My articles are usually focused on parenting. While this one is about marriage, it definitely has an impact on families and children. Affairs, defined broadly or narrowly, have a detrimental impact on the whole family. Narrowly defined, an affair is understood as an illicit sexual relationship with someone outside the marriage. Broadly defined, an affair is an intimate relationship that is emotionally intense and sexually charged. The intensity and sexualized nature of this relationship is kept hidden from the marriage partner. Usually, the extra-marital person is someone both spouses know; someone from the workplace, neighborhood, another parent known through the children’s school or organized sports, or even a close family friend. More uncommonly it is some random stranger met through social media or at a bar while on an out-of-town business trip.
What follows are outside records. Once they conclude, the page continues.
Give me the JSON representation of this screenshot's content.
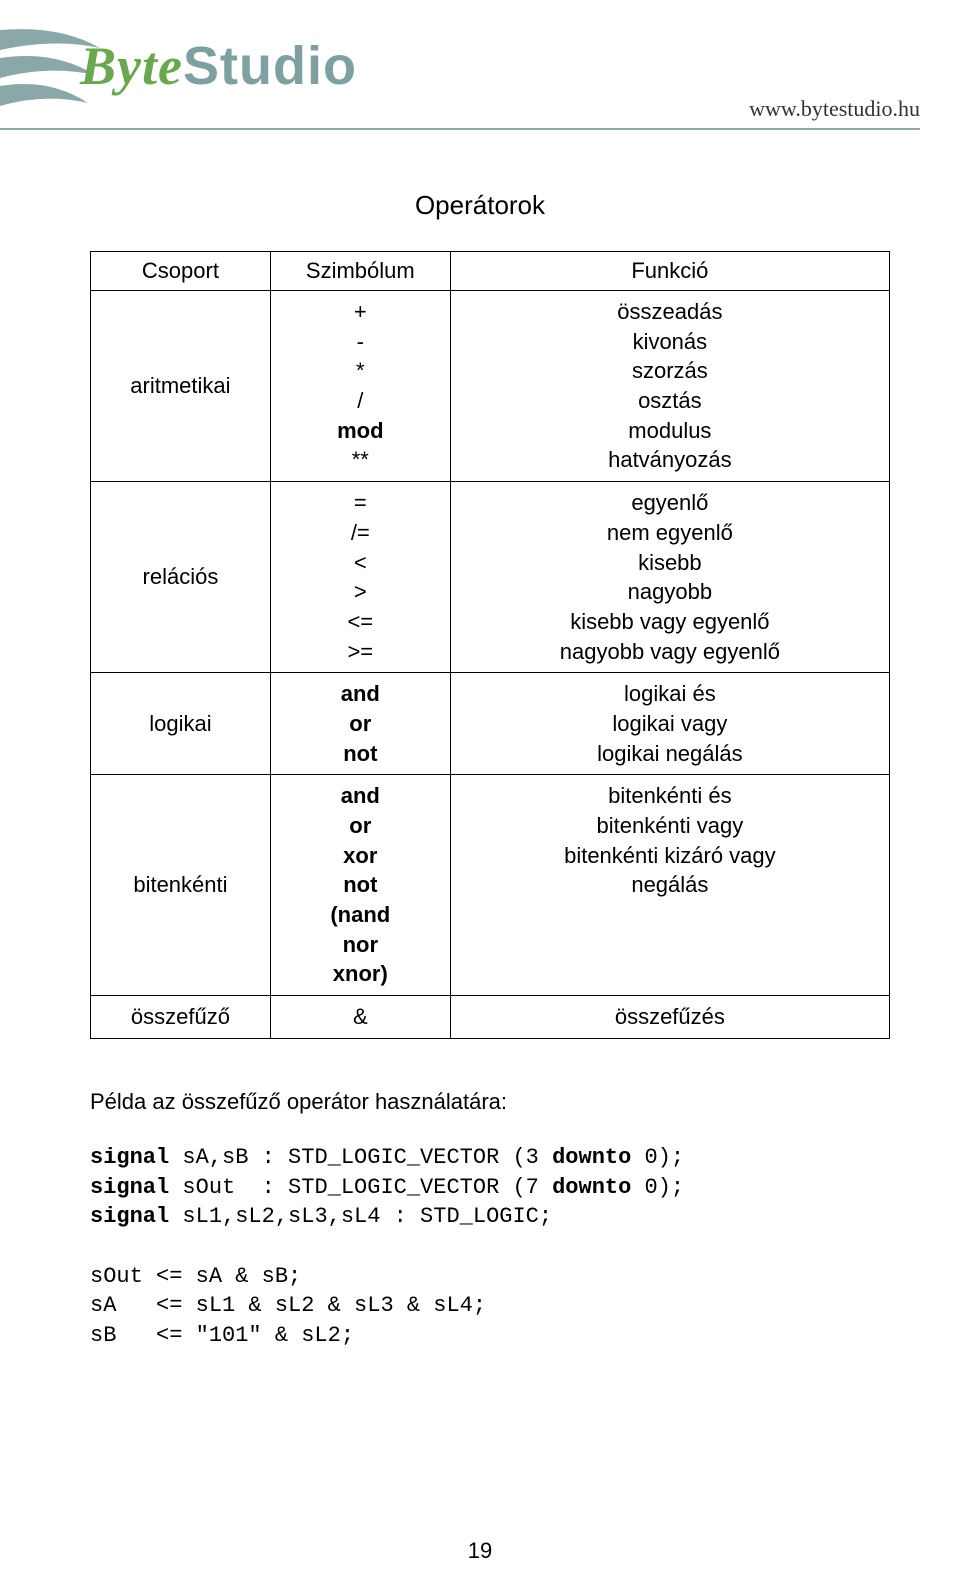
{
  "header": {
    "logo_byte": "Byte",
    "logo_studio": "Studio",
    "url": "www.bytestudio.hu",
    "swoosh_color": "#8aa8a8",
    "logo_byte_color": "#6aa84f",
    "logo_studio_color": "#7fa0a0"
  },
  "title": "Operátorok",
  "table": {
    "columns": [
      "Csoport",
      "Szimbólum",
      "Funkció"
    ],
    "rows": [
      {
        "group": "aritmetikai",
        "symbols": [
          "+",
          "-",
          "*",
          "/",
          "mod",
          "**"
        ],
        "symbols_bold": [
          false,
          false,
          false,
          false,
          true,
          false
        ],
        "funcs": [
          "összeadás",
          "kivonás",
          "szorzás",
          "osztás",
          "modulus",
          "hatványozás"
        ]
      },
      {
        "group": "relációs",
        "symbols": [
          "=",
          "/=",
          "<",
          ">",
          "<=",
          ">="
        ],
        "symbols_bold": [
          false,
          false,
          false,
          false,
          false,
          false
        ],
        "funcs": [
          "egyenlő",
          "nem egyenlő",
          "kisebb",
          "nagyobb",
          "kisebb vagy egyenlő",
          "nagyobb vagy egyenlő"
        ]
      },
      {
        "group": "logikai",
        "symbols": [
          "and",
          "or",
          "not"
        ],
        "symbols_bold": [
          true,
          true,
          true
        ],
        "funcs": [
          "logikai és",
          "logikai vagy",
          "logikai negálás"
        ]
      },
      {
        "group": "bitenkénti",
        "symbols": [
          "and",
          "or",
          "xor",
          "not",
          "(nand",
          "nor",
          "xnor)"
        ],
        "symbols_bold": [
          true,
          true,
          true,
          true,
          true,
          true,
          true
        ],
        "funcs": [
          "bitenkénti és",
          "bitenkénti vagy",
          "bitenkénti kizáró vagy",
          "negálás",
          "",
          "",
          ""
        ]
      },
      {
        "group": "összefűző",
        "symbols": [
          "&"
        ],
        "symbols_bold": [
          false
        ],
        "funcs": [
          "összefűzés"
        ]
      }
    ]
  },
  "example_heading": "Példa az összefűző operátor használatára:",
  "code": {
    "lines": [
      {
        "pre": "",
        "kw": "signal",
        "rest": " sA,sB : STD_LOGIC_VECTOR (3 ",
        "kw2": "downto",
        "rest2": " 0);"
      },
      {
        "pre": "",
        "kw": "signal",
        "rest": " sOut  : STD_LOGIC_VECTOR (7 ",
        "kw2": "downto",
        "rest2": " 0);"
      },
      {
        "pre": "",
        "kw": "signal",
        "rest": " sL1,sL2,sL3,sL4 : STD_LOGIC;",
        "kw2": "",
        "rest2": ""
      },
      {
        "pre": "",
        "kw": "",
        "rest": "",
        "kw2": "",
        "rest2": ""
      },
      {
        "pre": "sOut <= sA & sB;",
        "kw": "",
        "rest": "",
        "kw2": "",
        "rest2": ""
      },
      {
        "pre": "sA   <= sL1 & sL2 & sL3 & sL4;",
        "kw": "",
        "rest": "",
        "kw2": "",
        "rest2": ""
      },
      {
        "pre": "sB   <= \"101\" & sL2;",
        "kw": "",
        "rest": "",
        "kw2": "",
        "rest2": ""
      }
    ]
  },
  "page_number": "19"
}
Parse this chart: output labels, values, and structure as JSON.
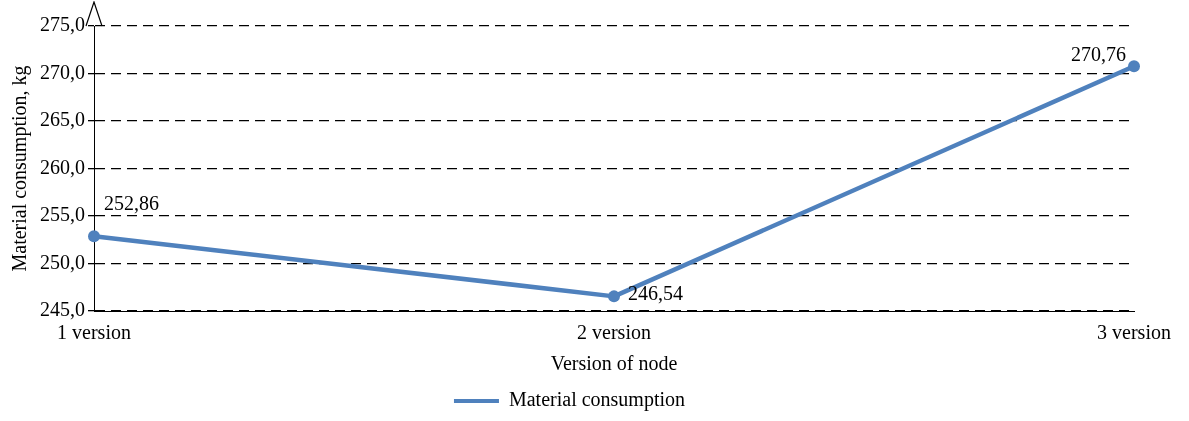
{
  "chart_data": {
    "type": "line",
    "xlabel": "Version of node",
    "ylabel": "Material consumption, kg",
    "categories": [
      "1 version",
      "2 version",
      "3 version"
    ],
    "series": [
      {
        "name": "Material consumption",
        "color": "#4f81bd",
        "values": [
          252.86,
          246.54,
          270.76
        ],
        "value_labels": [
          "252,86",
          "246,54",
          "270,76"
        ]
      }
    ],
    "ylim": [
      245,
      275
    ],
    "yticks": [
      {
        "value": 245,
        "label": "245,0"
      },
      {
        "value": 250,
        "label": "250,0"
      },
      {
        "value": 255,
        "label": "255,0"
      },
      {
        "value": 260,
        "label": "260,0"
      },
      {
        "value": 265,
        "label": "265,0"
      },
      {
        "value": 270,
        "label": "270,0"
      },
      {
        "value": 275,
        "label": "275,0"
      }
    ],
    "grid": "y",
    "legend": "bottom",
    "marker": "circle",
    "line_style": "solid"
  }
}
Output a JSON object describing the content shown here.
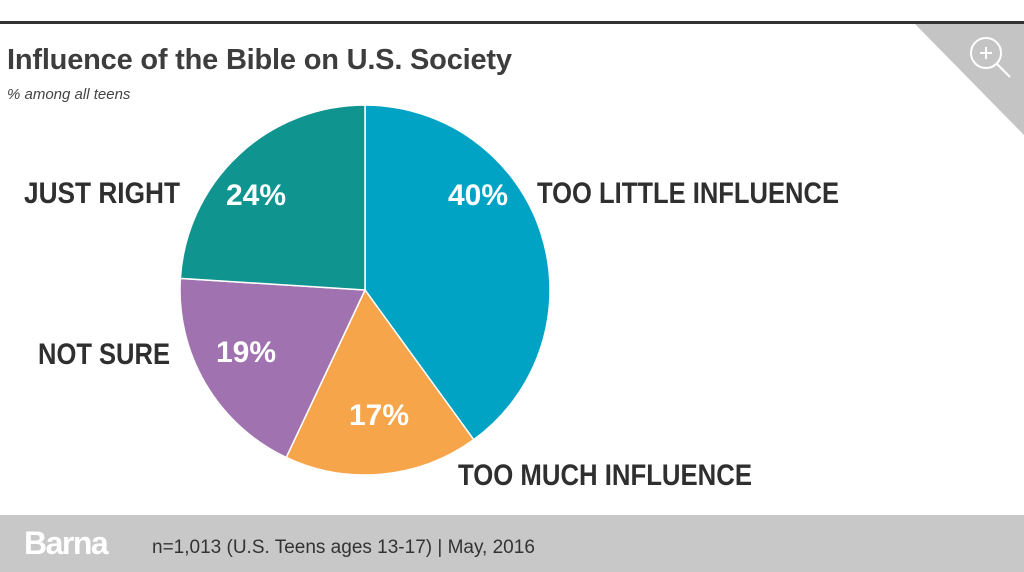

Why people have affairs is somewhat confusing. It’s often thought that it’s because the marriage is bad or broken. This is frequently an excuse given, but is not often true. While all marriages could be improved, the reason for an affair lies within the betrayer. He or she is personally responsible for the affair and cannot in good conscience blame the betrayed spouse. You can drive your spouse away, but you are not capable of driving them into the arms of another. The cause I most often see for affairs is ego; the need to prop up and inflate one’s self-worth, image and confidence. An affair is an easy way to get confirmation that “I’ve still got it”; the attractiveness, prowess and beauty worth paying attention to. Its a very self-centered mindset.
While it may be a self-centered mindset, that doesn’t mean only narcissistic egomaniacs have affairs. People-pleasers are some of the most vulnerable to having affairs. Those who struggle with depression and anxiety are also more susceptible to having affairs. Conflict avoiders are extremely likely to have affairs. This is because there are needs within those persons that are not being met; needs like significance, love and belonging, power, security. Needs are powerful forces in our lives, and we will violate our values in order to get our needs met. That’s why it’s important to recognize our needs and find ways to get them met that honor our values and priorities. In other words, there are much better ways to confirm that “you’ve still got it” than having an affair.
A core strategy to affair-proofing your marriage is healthy boundaries. Shirley Glass, author of “Not Just Friends” uses the metaphor of windows and walls. A people-pleasing conflict avoider will often put up a wall with their spouse, which opens a window with someone else who is easier to talk with and more emotionally attractive. What needs to happen instead of an affair is a tearing down of the wall between spouses. Talk directly and openly with your spouse about your resentments, hurts, and needs instead of turning to someone else who has no business meeting those needs for you.
Another strategy is to examine your own life and what you need. I encourage you to watch Tony Robbins TED talk “Why We Do What We Do”, in which he explains core needs that motivate every human. For instance, if you determine that you need more adventure and variety in your life, then find a way to get that need met that is in line with your values and is good for your marriage. Look at your marriage and what you need from your spouse. Communicate about these needs. Go to marriage therapy to help facilitate this new level of communication. It is much better to go to marriage therapy before an affair starts instead of waiting until an affair has already occurred.